The iron door sent splitting echoes across Ebenezer Swamp, alerting the demon that lived in the attic that I was home. Cloven hooves stamped with impatience then stopped. I imagined the black form of the enslaved fiend outlined by the window moonlight, frozen with contemplation, determining how it might do away with me when I least expect it. Futile thing! I merely laughed, the fierce laugh of a young pythoness. I left the clump of herbs and dead rodent bodies (gathered from my nightly scavenging) on the fireplace mantel. My eyes, taken from me, were stolen by the black shadows of taxidermy mounts flickering across empty bottles and wirework. I love shadows. These specifically as they had human shapes. Then, I was preparing the table of alchemist’s instruments when I noticed my window looked more like a picture frame: it had a round, plump face that was looking in at me. No second later, the face vanished, and the window was nothing more than ebony night. Enraged suddenly by the peeping intruder, I hurried to the door and swung it open to the witching hour.
“You spying saprophyte!” I screamed into the low orchestra of willows. I demanded the face to reveal itself, but of course the night admits nothing. All was quiet save for the vile orchestra of willows. Returning to the dimly lit sphere of solitude, I came to the dreadful realization that (besides the demon upstairs) I was not alone. Bent with suspicion, I closed off the loving night with the sealing of my door and returned to my work bench. Odors of dry rabbit feces and boiling blood filled the cabin. I began fancying that the face at the window was only a harmless psychological conjuring, magicless. Then the baby cried from beneath my work bench. That is, so the near wailing sounded like the hungry, incapable child I did not have. I looked under the table, angry at the possibility that another pythoness had decided to make a joke of me. Yet, the creature under the table was no pythoness. The hairless body of a pink, bloated rat tensed as the creature’s beady eyes seized me. Its head was narrow and dented with wrinkles. A wet nose wiggled, the nose of a human newborn. Its cheeks and forehead and face-shape were no different than a snotty brat’s.
Being the lover of the vile, even I was repulsed by the scene; and in my dumbfounded trance I was unprepared for its assault. The beast lunged for me with fingers that flicked up and down like spider legs. It would have had my throat had I not bashed it with my fists. Its fleshy body went stiff into the floor, but it was quick to recuperate. I had my hand on the mantel of the fireplace, fingers diving into my palm in a fist. The rat lunged, and I flung an open bag of mycota dust at it, the contents flying with a sizzle. The vomit-green dust, upon impact, soaked immediately into the fiend’s exposed skin, and the nameless monstrosity fell in a helpless heap on the floor.
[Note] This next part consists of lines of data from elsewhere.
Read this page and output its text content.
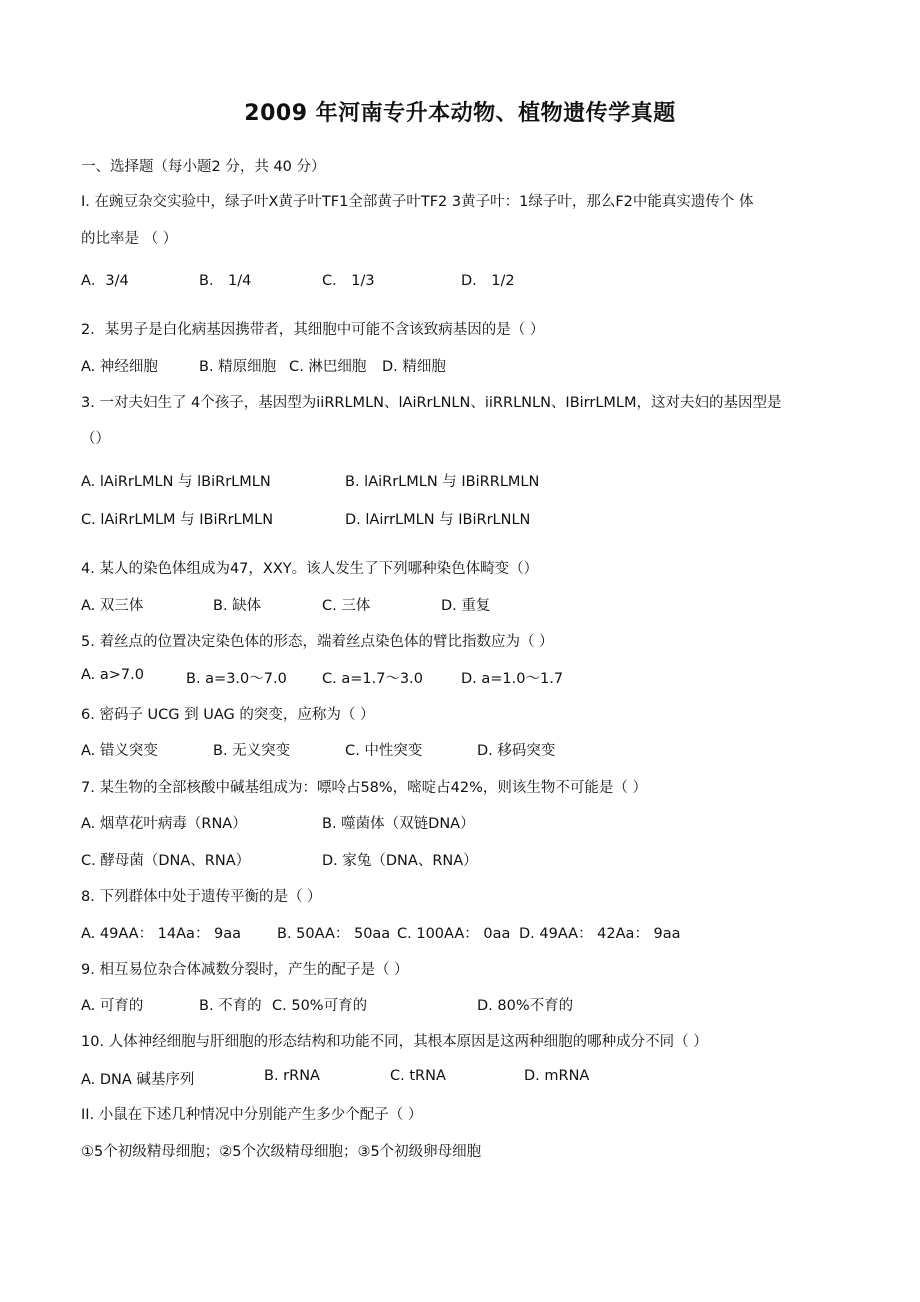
2009 年河南专升本动物、植物遗传学真题
一、选择题（每小题2 分，共 40 分）
I. 在豌豆杂交实验中，绿子叶X黄子叶TF1全部黄子叶TF2 3黄子叶：1绿子叶，那么F2中能真实遗传个 体
的比率是 （ ）
A．3/4	B． 1/4	C． 1/3	D． 1/2
2．某男子是白化病基因携带者，其细胞中可能不含该致病基因的是（ ）
A. 神经细胞	B. 精原细胞 C. 淋巴细胞 D. 精细胞
3. 一对夫妇生了 4个孩子，基因型为iiRRLMLN、lAiRrLNLN、iiRRLNLN、IBirrLMLM，这对夫妇的基因型是
（）
A. lAiRrLMLN 与 lBiRrLMLN	B. lAiRrLMLN 与 IBiRRLMLN
C. lAiRrLMLM 与 IBiRrLMLN	D. lAirrLMLN 与 IBiRrLNLN
4. 某人的染色体组成为47，XXY。该人发生了下列哪种染色体畸变（）
A. 双三体	B. 缺体	C. 三体	D. 重复
5. 着丝点的位置决定染色体的形态，端着丝点染色体的臂比指数应为（ ）
A. a>7.0	B. a=3.0～7.0 C. a=1.7～3.0	D. a=1.0～1.7
6. 密码子 UCG 到 UAG 的突变，应称为（ ）
A. 错义突变	B. 无义突变	C. 中性突变	D. 移码突变
7. 某生物的全部核酸中碱基组成为：嘌呤占58%，嘧啶占42%，则该生物不可能是（ ）
A. 烟草花叶病毒（RNA）	B. 噬菌体（双链DNA）
C. 酵母菌（DNA、RNA）	D. 家兔（DNA、RNA）
8. 下列群体中处于遗传平衡的是（ ）
A. 49AA： 14Aa： 9aa B. 50AA： 50aa C. 100AA： 0aa D. 49AA： 42Aa： 9aa
9. 相互易位杂合体减数分裂时，产生的配子是（ ）
A. 可育的	B. 不育的 C. 50%可育的	D. 80%不育的
10. 人体神经细胞与肝细胞的形态结构和功能不同，其根本原因是这两种细胞的哪种成分不同（ ）
A. DNA 碱基序列	B. rRNA	C. tRNA	D. mRNA
II. 小鼠在下述几种情况中分别能产生多少个配子（ ）
①5个初级精母细胞；②5个次级精母细胞；③5个初级卵母细胞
It quivered and quaked and rippled and puked. Its bones cracked, reshaped, and snapped, taking on a formidable, half-breed canine form. I looked on very much pleased with myself until its transformation was complete. What a lovely creature! I would have desired to have kept the canine rat as a pet, but the demon upstairs would throw quite a fit as he hates pets that he cannot eat.
That same night, I had grabbed the canine rat by the back of the neck and threw it out into the muck of Ebenezer Swamp. And, I went to bed to the lullaby of a dog’s scream, knowing that it was eternal.